All I can remember of that day is sitting in the front seat of a car. I can't recall the weather, the time of year, or even the model of the car. We were in the parking lot of Applebee's restaurant. I know that we had gone there to eat lunch but I can't recall the meal. I was seated behind the steering wheel and my husband was sitting next to me. In my memory, it seems that he was seated very close to me as if we were in a mini-compact car. My husband, my rock, my man of steel, was visibly upset, an emotional mess. I remember hugging him and telling him that it would be okay. I also remember thinking, 'Holy shit, what are we going to do?' as I rubbed his back, consoling him as I fought the urge to start crying myself.
It was the early nineties and the real estate market had come tumbling down all around us. My husband is a real estate investor, an entrepreneur. My husband builds houses, owns apartment buildings, fixes run-down properties and makes them livable again. He loves fixing the worst house on the block, to clean up a neighborhood. He provides housing for people of all socio-economic levels. He is a risk taker to some degree but always acts in a responsible manner. We had four children under the age of thirteen during this time period. Banks, who had wined us and dined us months earlier were now belly-up. The news was filled with doom and gloom. The FDIC became involved. Mortgage notes were being called, and property values were tanking. To say it was a scary time would be an understatement.

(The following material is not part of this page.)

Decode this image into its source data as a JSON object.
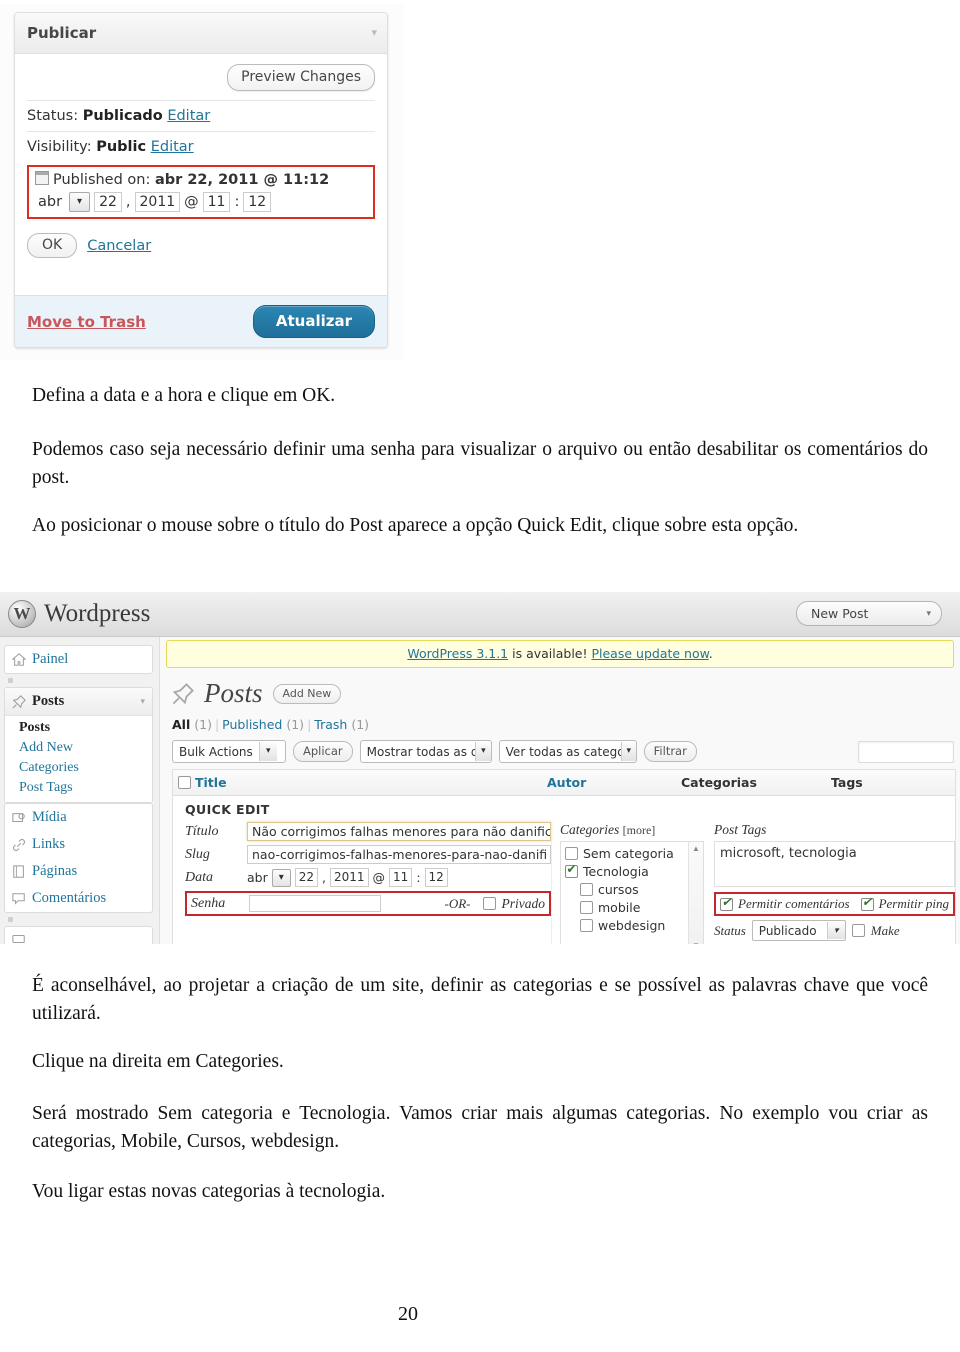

That particular memory of sitting in Applebee's parking lot, almost 18 years ago, has stayed with me through the years. My husband had been to see an attorney and it looked like the only way out of the situation would be to file bankruptcy. As we sat in the parking lot of Applebee's, my husband broke the news to me. I had no clue what that meant for us or our four children. I wasn't sure if we would lose our home. Where would we live? We were both scared, not knowing what lie ahead. But we put on a happy face for the sake of our kids. They were our sunshine, our hope, our future, our reason to get out of bed every morning. As it turned out we didn't end up filing bankruptcy but we did 'lose' three of our apartment buildings. The mortgage companies took them back. I was pretty angry with the entire banking industry and with the FDIC for a long time. The whole situation felt surreal. It took a while before my husband got back in the saddle again but he did and he worked hard to rebuild all that had come tumbling down. I am proud of the fact that as a couple we worked together through those uncertain times to get to a better place. It wasn't always easy but I never doubted that we would survive...together... as a family.
So now fast forward to January, 2012. The husband and I park our car in the very same parking lot. We walk, hand in hand, into the very same Applebee's restaurant. We had not ventured inside of this restaurant since that day back in the early 90's. The hostess seated us in a booth and the two of us just kept smiling at each other and at her. We couldn't stop grinning. It felt so surreal. You see, we had just left from a real estate closing where we had proudly bought back one of the apartment buildings which we had 'lost' almost twenty years ago. We own it again. There is a certain feeling of pride, of accomplishment, of success, of completeness. We have come full circle and it feels good.